Wenn man sich dieser Tage viele Diskussionsbeiträge in der deutschen Fotografieszene ansieht, in denen es zum Beispiel um Fragen der Verantwortung des Fotografen gegenüber Abgebildeten und die Frage geht, ob der Fotograf deswegen eine Nutzung seiner Bilder bei Facebook oder Instagram zulassen soll, dann könnte man den Eindruck gewinnen, dass es das Gesetz über die urheberrechtliche Verantwortlichkeit von Diensteanbietern für das Teilen von Online-Inhalten (Urheberrechts-Diensteanbieter-Gesetz – UrhDaG) nicht gibt oder kaum jemand davon etwas mitbekommen hat.
Das UrhDaG ist die deutsche Umsetzung der Europäischen Richtlinie “Directive on Copyright in the Digital Single Market” (DSM-RL). Erklärtes Ziel der Richtlinie ist es eigentlich, die Rechte von Urhebern zu stärken und für eine Honorierung von Werknutzungen auf Social Media Plattformen zu sorgen, wo das Problem bislang darin bestand, dass die Plattformen nicht für die Handlungen ihrer Nutzer haftbar waren, die Nutzer aber in vielen Fällen schlicht unermittel- oder unerreichbar waren.

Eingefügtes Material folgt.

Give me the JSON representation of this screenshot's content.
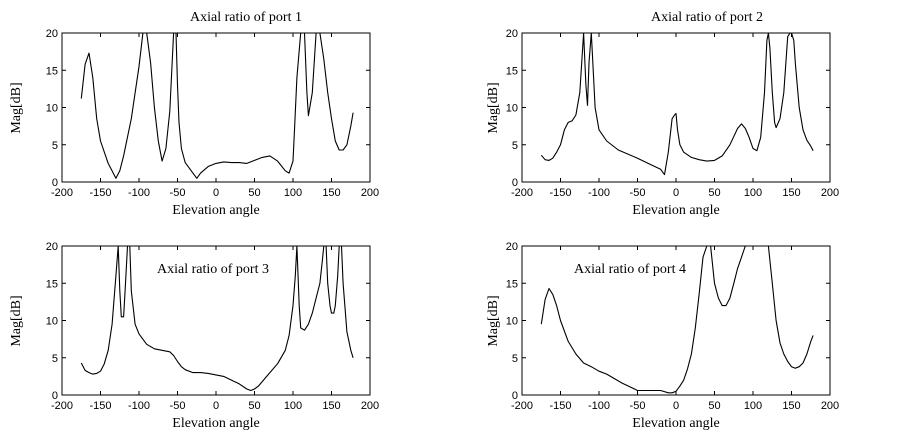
{
  "chart_data": [
    {
      "type": "line",
      "title": "Axial ratio of port 1",
      "xlabel": "Elevation angle",
      "ylabel": "Mag[dB]",
      "xlim": [
        -200,
        200
      ],
      "ylim": [
        0,
        20
      ],
      "xticks": [
        "-200",
        "-150",
        "-100",
        "-50",
        "0",
        "50",
        "100",
        "150",
        "200"
      ],
      "yticks": [
        "0",
        "5",
        "10",
        "15",
        "20"
      ],
      "grid": false,
      "x": [
        -175,
        -170,
        -165,
        -160,
        -155,
        -150,
        -140,
        -130,
        -125,
        -120,
        -110,
        -100,
        -95,
        -90,
        -85,
        -80,
        -75,
        -70,
        -65,
        -60,
        -55,
        -52,
        -50,
        -48,
        -45,
        -40,
        -30,
        -25,
        -20,
        -10,
        0,
        10,
        20,
        30,
        40,
        50,
        60,
        70,
        80,
        90,
        95,
        100,
        102,
        105,
        110,
        115,
        118,
        120,
        125,
        130,
        135,
        140,
        145,
        150,
        155,
        160,
        165,
        170,
        175,
        178
      ],
      "y": [
        11.2,
        15.8,
        17.3,
        14,
        8.5,
        5.5,
        2.5,
        0.5,
        1.5,
        3.5,
        8.5,
        15.5,
        20,
        20,
        16,
        10,
        5.5,
        2.8,
        4.5,
        9.5,
        20,
        20,
        13,
        8,
        4.5,
        2.6,
        1.2,
        0.5,
        1.2,
        2.1,
        2.5,
        2.7,
        2.6,
        2.6,
        2.5,
        2.9,
        3.3,
        3.5,
        2.8,
        1.5,
        1.2,
        2.8,
        7,
        14,
        20,
        20,
        12,
        8.9,
        12,
        20,
        20,
        16.5,
        12,
        8.5,
        5.5,
        4.3,
        4.3,
        5,
        7.5,
        9.3
      ]
    },
    {
      "type": "line",
      "title": "Axial ratio of port 2",
      "xlabel": "Elevation angle",
      "ylabel": "Mag[dB]",
      "xlim": [
        -200,
        200
      ],
      "ylim": [
        0,
        20
      ],
      "xticks": [
        "-200",
        "-150",
        "-100",
        "-50",
        "0",
        "50",
        "100",
        "150",
        "200"
      ],
      "yticks": [
        "0",
        "5",
        "10",
        "15",
        "20"
      ],
      "grid": false,
      "x": [
        -175,
        -170,
        -165,
        -160,
        -155,
        -150,
        -145,
        -140,
        -135,
        -130,
        -125,
        -120,
        -117,
        -115,
        -113,
        -110,
        -107,
        -105,
        -100,
        -90,
        -75,
        -50,
        -30,
        -20,
        -15,
        -10,
        -5,
        -2,
        0,
        2,
        5,
        10,
        20,
        30,
        40,
        50,
        60,
        70,
        80,
        85,
        90,
        95,
        100,
        105,
        110,
        115,
        118,
        120,
        122,
        125,
        128,
        130,
        135,
        140,
        145,
        148,
        150,
        153,
        155,
        160,
        165,
        170,
        175,
        178
      ],
      "y": [
        3.6,
        3,
        2.9,
        3.2,
        4,
        5,
        7,
        8,
        8.2,
        9,
        12,
        20,
        13,
        10.3,
        16,
        20,
        14,
        10,
        7,
        5.5,
        4.3,
        3.2,
        2.2,
        1.7,
        1,
        4,
        8.5,
        9,
        9.2,
        7,
        5,
        4,
        3.3,
        3,
        2.8,
        2.9,
        3.5,
        5,
        7.2,
        7.8,
        7.2,
        6,
        4.5,
        4.2,
        6,
        12,
        19,
        20,
        18,
        12,
        8,
        7.3,
        8.5,
        12,
        19.5,
        20,
        20,
        19,
        16,
        10,
        7,
        5.6,
        4.8,
        4.2
      ]
    },
    {
      "type": "line",
      "title": "Axial ratio of port 3",
      "xlabel": "Elevation angle",
      "ylabel": "Mag[dB]",
      "xlim": [
        -200,
        200
      ],
      "ylim": [
        0,
        20
      ],
      "xticks": [
        "-200",
        "-150",
        "-100",
        "-50",
        "0",
        "50",
        "100",
        "150",
        "200"
      ],
      "yticks": [
        "0",
        "5",
        "10",
        "15",
        "20"
      ],
      "grid": false,
      "x": [
        -175,
        -170,
        -165,
        -160,
        -155,
        -150,
        -145,
        -140,
        -135,
        -130,
        -127,
        -125,
        -123,
        -120,
        -118,
        -115,
        -112,
        -110,
        -105,
        -100,
        -90,
        -80,
        -70,
        -60,
        -55,
        -50,
        -45,
        -40,
        -30,
        -20,
        -10,
        0,
        10,
        20,
        30,
        40,
        45,
        50,
        55,
        60,
        70,
        80,
        90,
        95,
        100,
        103,
        105,
        108,
        110,
        115,
        120,
        125,
        130,
        135,
        138,
        140,
        143,
        145,
        148,
        150,
        153,
        155,
        158,
        160,
        163,
        165,
        170,
        175,
        178
      ],
      "y": [
        4.3,
        3.3,
        3,
        2.8,
        2.9,
        3.2,
        4.2,
        6,
        9.5,
        16,
        20,
        14,
        10.5,
        10.5,
        14,
        20,
        20,
        14,
        9.5,
        8.2,
        6.8,
        6.2,
        6,
        5.8,
        5.3,
        4.5,
        3.8,
        3.4,
        3,
        3,
        2.9,
        2.7,
        2.5,
        2,
        1.5,
        0.8,
        0.6,
        0.8,
        1.2,
        1.8,
        3,
        4.2,
        6,
        8,
        12,
        16,
        20,
        12,
        9,
        8.7,
        9.5,
        11,
        13,
        15,
        18,
        20,
        20,
        15,
        12,
        11,
        11,
        12,
        16,
        20,
        20,
        15,
        8.5,
        6,
        5
      ]
    },
    {
      "type": "line",
      "title": "Axial ratio of port 4",
      "xlabel": "Elevation angle",
      "ylabel": "Mag[dB]",
      "xlim": [
        -200,
        200
      ],
      "ylim": [
        0,
        20
      ],
      "xticks": [
        "-200",
        "-150",
        "-100",
        "-50",
        "0",
        "50",
        "100",
        "150",
        "200"
      ],
      "yticks": [
        "0",
        "5",
        "10",
        "15",
        "20"
      ],
      "grid": false,
      "x": [
        -175,
        -170,
        -165,
        -160,
        -155,
        -150,
        -140,
        -130,
        -120,
        -110,
        -100,
        -90,
        -80,
        -70,
        -60,
        -50,
        -40,
        -30,
        -20,
        -10,
        -5,
        0,
        5,
        10,
        15,
        20,
        25,
        30,
        35,
        40,
        45,
        50,
        55,
        60,
        65,
        70,
        75,
        80,
        85,
        90,
        95,
        100,
        105,
        110,
        115,
        120,
        125,
        130,
        135,
        140,
        145,
        150,
        155,
        160,
        165,
        170,
        175,
        178
      ],
      "y": [
        9.5,
        12.8,
        14.3,
        13.5,
        12,
        10,
        7.2,
        5.5,
        4.3,
        3.8,
        3.2,
        2.8,
        2.2,
        1.6,
        1.1,
        0.6,
        0.6,
        0.6,
        0.6,
        0.3,
        0.3,
        0.5,
        1.2,
        2,
        3.5,
        5.5,
        9,
        13.5,
        18.5,
        20,
        20,
        15,
        13,
        12,
        12,
        13,
        15,
        17,
        18.5,
        20,
        20,
        20,
        20,
        20,
        20,
        20,
        15,
        10,
        7,
        5.5,
        4.5,
        3.8,
        3.6,
        3.8,
        4.3,
        5.5,
        7.2,
        8
      ]
    }
  ]
}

Dieses Ziel soll über eine Vereinbarung über die „kollektiven Lizenzen mit erweiterter Wirkung“ – Enhanced Collective Licences (ECL) – erreicht werden, welche die Plattformen (Diensteanbieter) nach dem deutschen UrhDaG zwingend mit den Verwertungsgesellschaften (VG) abschließen müssen.
Im ersten Moment klingt das gut. Schaut man sich die deutsche Umsetzung im UrhDaG aber an, werden viele Fragen aufgeworfen, auf die hier im einzelnen einzugehen den Rahmen sprengen würde. Auf fotografie-hat-urheber.de kann man sich einen Überblick verschaffen.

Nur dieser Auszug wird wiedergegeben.